Knibb gave the district of Refuge its name as he went there "to seek refuge." This was after a gang of men broke into the house he occupied in Falmouth to kill him, and was only saved by the bold intervention of his landlady.
Rev. Henry Bleby, a Methodist minister, opened his church in Falmouth, just to be invaded by a gang of white men who tarred him and was about to set him on fire when his supporters rescued him.
The missionaries were warned not to preach. They were afraid to preach. The Colonial Church Unionists paraded throughout the length and breadth of the island creating damage and destruction unabated. It was as of this onslaught against rebellion and innocent citizens and the slaves were legitimised.
Members of the militia led in some of these attacks. Not one finger was lifted against the Union and its followers. In fact the public was encouraged to "support and protect the chapel destroyers."
Many of the missionaries went into Kingston and stayed there under the protection of the freed slaves who repelled the Unionists' aggression.
The slave, now "shepherdless", had to literally take to the bushes. Any that was caught by the now marauding band of brigands supporting the Union, was shot or hung.

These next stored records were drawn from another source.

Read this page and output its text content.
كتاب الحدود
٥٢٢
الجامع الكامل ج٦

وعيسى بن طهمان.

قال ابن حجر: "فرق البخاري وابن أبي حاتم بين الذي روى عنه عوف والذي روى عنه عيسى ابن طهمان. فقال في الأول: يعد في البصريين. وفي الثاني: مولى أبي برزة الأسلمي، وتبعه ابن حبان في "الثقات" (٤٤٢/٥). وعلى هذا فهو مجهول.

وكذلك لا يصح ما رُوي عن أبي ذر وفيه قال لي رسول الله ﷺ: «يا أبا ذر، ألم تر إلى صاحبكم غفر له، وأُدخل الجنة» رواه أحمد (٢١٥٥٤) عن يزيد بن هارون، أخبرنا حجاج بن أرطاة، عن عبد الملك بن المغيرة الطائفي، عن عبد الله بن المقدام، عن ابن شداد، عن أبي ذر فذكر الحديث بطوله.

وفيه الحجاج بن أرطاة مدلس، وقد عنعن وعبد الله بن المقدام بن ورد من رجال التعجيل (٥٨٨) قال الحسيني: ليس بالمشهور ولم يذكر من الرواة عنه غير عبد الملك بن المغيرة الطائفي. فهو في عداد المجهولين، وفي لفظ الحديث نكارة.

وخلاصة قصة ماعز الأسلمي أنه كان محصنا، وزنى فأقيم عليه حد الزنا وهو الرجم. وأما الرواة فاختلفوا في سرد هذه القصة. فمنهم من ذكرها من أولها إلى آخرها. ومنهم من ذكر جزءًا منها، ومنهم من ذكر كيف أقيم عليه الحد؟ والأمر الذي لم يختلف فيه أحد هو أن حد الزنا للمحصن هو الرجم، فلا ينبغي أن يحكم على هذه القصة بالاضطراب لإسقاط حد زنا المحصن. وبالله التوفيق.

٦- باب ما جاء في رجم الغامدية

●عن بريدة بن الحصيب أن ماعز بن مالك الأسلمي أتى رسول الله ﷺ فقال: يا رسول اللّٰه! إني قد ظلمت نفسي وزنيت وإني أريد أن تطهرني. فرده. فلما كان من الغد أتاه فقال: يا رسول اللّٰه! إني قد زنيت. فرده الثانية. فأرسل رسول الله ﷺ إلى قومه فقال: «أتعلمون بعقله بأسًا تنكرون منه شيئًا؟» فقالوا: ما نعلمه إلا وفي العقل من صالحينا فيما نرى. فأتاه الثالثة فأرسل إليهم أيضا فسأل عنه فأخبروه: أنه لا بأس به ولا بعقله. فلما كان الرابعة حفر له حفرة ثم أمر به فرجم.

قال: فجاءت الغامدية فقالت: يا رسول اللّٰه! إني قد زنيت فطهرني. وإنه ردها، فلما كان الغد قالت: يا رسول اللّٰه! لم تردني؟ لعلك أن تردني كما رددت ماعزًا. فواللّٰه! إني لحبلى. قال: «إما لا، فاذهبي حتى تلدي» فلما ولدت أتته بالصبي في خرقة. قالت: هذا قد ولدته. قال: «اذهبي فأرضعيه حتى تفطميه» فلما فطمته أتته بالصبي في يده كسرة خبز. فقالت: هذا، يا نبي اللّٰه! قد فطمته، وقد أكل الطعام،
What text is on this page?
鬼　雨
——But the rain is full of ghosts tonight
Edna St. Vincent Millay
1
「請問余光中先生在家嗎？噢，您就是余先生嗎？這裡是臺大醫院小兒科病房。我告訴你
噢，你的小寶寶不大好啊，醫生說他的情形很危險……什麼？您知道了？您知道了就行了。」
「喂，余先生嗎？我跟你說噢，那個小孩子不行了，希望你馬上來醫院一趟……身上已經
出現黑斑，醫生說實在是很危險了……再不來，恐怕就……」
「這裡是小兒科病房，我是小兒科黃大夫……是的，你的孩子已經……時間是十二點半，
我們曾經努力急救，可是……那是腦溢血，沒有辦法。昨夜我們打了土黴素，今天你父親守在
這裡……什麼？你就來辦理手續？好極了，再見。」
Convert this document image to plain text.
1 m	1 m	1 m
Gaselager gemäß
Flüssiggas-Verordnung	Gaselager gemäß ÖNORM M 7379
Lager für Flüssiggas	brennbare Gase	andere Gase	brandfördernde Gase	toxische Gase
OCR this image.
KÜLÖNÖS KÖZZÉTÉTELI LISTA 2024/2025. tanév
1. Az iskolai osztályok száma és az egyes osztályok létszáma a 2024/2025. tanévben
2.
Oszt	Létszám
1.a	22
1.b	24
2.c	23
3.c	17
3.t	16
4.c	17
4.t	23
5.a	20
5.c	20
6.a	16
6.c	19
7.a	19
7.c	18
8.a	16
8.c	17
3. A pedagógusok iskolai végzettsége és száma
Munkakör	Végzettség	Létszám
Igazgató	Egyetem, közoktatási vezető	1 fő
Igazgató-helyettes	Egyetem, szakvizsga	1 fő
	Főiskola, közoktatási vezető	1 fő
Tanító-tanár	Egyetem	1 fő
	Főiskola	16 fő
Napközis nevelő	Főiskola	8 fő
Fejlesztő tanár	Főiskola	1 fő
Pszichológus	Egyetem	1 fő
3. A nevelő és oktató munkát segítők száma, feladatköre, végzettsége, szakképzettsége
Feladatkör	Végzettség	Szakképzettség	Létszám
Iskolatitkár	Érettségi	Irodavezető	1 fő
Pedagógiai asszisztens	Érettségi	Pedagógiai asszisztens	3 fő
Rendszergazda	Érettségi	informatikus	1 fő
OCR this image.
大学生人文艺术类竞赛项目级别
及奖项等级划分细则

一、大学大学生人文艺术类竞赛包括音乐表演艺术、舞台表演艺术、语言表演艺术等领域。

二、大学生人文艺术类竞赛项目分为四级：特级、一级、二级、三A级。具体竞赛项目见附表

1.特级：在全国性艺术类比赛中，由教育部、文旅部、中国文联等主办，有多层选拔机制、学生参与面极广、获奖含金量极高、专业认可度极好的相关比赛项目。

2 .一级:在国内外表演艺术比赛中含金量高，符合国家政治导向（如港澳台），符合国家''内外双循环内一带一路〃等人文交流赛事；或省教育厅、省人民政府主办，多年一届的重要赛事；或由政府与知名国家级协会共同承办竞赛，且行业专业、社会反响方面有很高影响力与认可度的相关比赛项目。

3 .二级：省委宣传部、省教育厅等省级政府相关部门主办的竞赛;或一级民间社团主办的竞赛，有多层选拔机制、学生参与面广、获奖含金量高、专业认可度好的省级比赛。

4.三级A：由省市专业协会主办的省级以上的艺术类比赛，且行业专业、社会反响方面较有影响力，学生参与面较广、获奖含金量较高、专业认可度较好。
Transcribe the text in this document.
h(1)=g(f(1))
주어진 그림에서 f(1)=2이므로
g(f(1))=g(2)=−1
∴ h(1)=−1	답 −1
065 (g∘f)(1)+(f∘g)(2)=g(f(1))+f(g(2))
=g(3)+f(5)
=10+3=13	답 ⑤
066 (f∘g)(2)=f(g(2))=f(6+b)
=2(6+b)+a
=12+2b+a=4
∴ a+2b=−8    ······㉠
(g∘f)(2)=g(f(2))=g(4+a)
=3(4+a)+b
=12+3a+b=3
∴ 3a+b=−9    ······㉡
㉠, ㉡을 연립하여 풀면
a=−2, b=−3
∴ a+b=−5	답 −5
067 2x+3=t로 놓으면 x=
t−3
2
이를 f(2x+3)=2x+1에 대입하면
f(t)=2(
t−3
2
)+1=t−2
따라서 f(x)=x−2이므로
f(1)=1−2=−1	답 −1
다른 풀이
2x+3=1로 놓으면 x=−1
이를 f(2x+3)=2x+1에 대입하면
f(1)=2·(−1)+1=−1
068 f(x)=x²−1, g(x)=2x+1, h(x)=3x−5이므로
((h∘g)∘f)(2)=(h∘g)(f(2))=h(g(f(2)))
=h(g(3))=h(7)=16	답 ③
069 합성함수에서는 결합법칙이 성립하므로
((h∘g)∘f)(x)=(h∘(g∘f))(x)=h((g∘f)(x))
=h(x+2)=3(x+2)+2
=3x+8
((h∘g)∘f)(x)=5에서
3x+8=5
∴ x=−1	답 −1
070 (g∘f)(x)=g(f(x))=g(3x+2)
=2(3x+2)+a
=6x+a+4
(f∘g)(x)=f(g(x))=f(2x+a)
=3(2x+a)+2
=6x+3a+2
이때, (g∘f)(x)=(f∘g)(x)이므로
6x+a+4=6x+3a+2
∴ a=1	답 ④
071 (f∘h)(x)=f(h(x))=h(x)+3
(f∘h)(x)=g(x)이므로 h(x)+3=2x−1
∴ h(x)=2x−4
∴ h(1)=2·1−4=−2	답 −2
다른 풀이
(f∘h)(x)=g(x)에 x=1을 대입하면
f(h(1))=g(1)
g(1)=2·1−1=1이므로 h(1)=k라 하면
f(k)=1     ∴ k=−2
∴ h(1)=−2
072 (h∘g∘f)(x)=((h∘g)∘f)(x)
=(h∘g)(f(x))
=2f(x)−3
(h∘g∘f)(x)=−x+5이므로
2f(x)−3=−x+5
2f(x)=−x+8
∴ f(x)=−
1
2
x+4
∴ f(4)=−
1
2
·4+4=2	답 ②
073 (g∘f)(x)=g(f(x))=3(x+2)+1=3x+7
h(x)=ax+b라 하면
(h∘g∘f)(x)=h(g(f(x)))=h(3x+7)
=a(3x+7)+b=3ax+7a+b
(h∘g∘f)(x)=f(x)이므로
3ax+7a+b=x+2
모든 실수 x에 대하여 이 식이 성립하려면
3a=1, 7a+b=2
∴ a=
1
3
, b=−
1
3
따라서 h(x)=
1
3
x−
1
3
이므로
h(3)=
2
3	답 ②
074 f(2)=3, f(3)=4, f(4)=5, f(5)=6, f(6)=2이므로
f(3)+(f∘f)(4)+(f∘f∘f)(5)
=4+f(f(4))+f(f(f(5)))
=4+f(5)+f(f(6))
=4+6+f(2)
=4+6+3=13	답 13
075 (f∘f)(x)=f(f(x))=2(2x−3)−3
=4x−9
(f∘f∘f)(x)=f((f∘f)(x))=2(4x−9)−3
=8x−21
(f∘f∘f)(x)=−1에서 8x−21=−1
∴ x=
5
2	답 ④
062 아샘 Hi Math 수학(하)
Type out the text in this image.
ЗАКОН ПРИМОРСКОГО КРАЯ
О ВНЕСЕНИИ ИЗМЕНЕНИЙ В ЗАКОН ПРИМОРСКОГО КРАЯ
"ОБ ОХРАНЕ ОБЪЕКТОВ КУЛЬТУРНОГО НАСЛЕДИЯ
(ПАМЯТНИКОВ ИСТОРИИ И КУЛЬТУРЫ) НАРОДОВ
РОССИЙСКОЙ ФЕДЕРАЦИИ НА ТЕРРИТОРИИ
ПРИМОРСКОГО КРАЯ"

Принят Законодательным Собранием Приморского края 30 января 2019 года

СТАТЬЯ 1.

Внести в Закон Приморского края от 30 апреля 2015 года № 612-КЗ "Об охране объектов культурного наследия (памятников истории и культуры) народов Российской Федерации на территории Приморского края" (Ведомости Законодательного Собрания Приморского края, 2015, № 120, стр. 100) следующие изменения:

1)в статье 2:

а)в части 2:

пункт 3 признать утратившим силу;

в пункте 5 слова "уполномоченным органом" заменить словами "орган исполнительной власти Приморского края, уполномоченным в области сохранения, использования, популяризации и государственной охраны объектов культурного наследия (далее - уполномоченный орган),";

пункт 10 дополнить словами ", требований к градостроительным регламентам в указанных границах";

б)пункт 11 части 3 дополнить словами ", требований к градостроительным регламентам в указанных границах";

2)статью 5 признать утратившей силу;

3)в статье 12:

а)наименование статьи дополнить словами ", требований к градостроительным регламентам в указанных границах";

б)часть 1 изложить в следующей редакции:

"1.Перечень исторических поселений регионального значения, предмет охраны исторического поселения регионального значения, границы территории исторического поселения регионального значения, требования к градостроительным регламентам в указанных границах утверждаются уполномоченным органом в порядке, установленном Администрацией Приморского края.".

A shepherd in the guise of George Findlayson, an illiterate slave, came to their rescue. In St. Ann where much of the damage and loss of lives occurred, he took the small surviving "flocks" and hid them in the safety of a cave.
They never lost faith in their objective, that is to be free. He patrolled through the now perilous roads from Brown's Town to Falmouth, meeting with other slaves in hiding and assuring them that soon the terror would pass.
Miraculously he was neither captured nor killed during his journeys.
The missionaries met in Kingston and sent Knibb to England to put the case for emancipation to the English public. His first-hand description of post rebellion massacre and vandalism, infuriated the public.
It was election year and moderates were voted into Parliament. The Abolition Bill was made law in August 1833 and came into full effect on the August 1, 1838.
The Colonial Church Union widely believed to be the forerunner of the Ku Klux Klan of 1868, was eventually declared illegal by Royal Proclamation. Lord Mulgrave, now Governor, took strong action against those members who tried to keep it going.
It had perpetrated one year and eight months of violence and devastation on the peace and good order of the island with its might.
And Rev. George William Bridges? He had the grave misfortune to witness the drowning of his four daughters when the boat in which they were sailing overturned in St. Ann's Bay harbour. His wife had deserted him for England some months before.
Later it was his time to flee and this he did to the backwoods of Canada with his only surviving child, a son.
It is abundantly clear that, right did overcome might.
It behoves us always to bear this in mind as we strive to contain and triumph over crime and violence in our beloved country. If our forefathers did it, then surely, so can we.
Royland Barrett is the Custos of Trelawny and an attorney-at-law who also engages in historical research.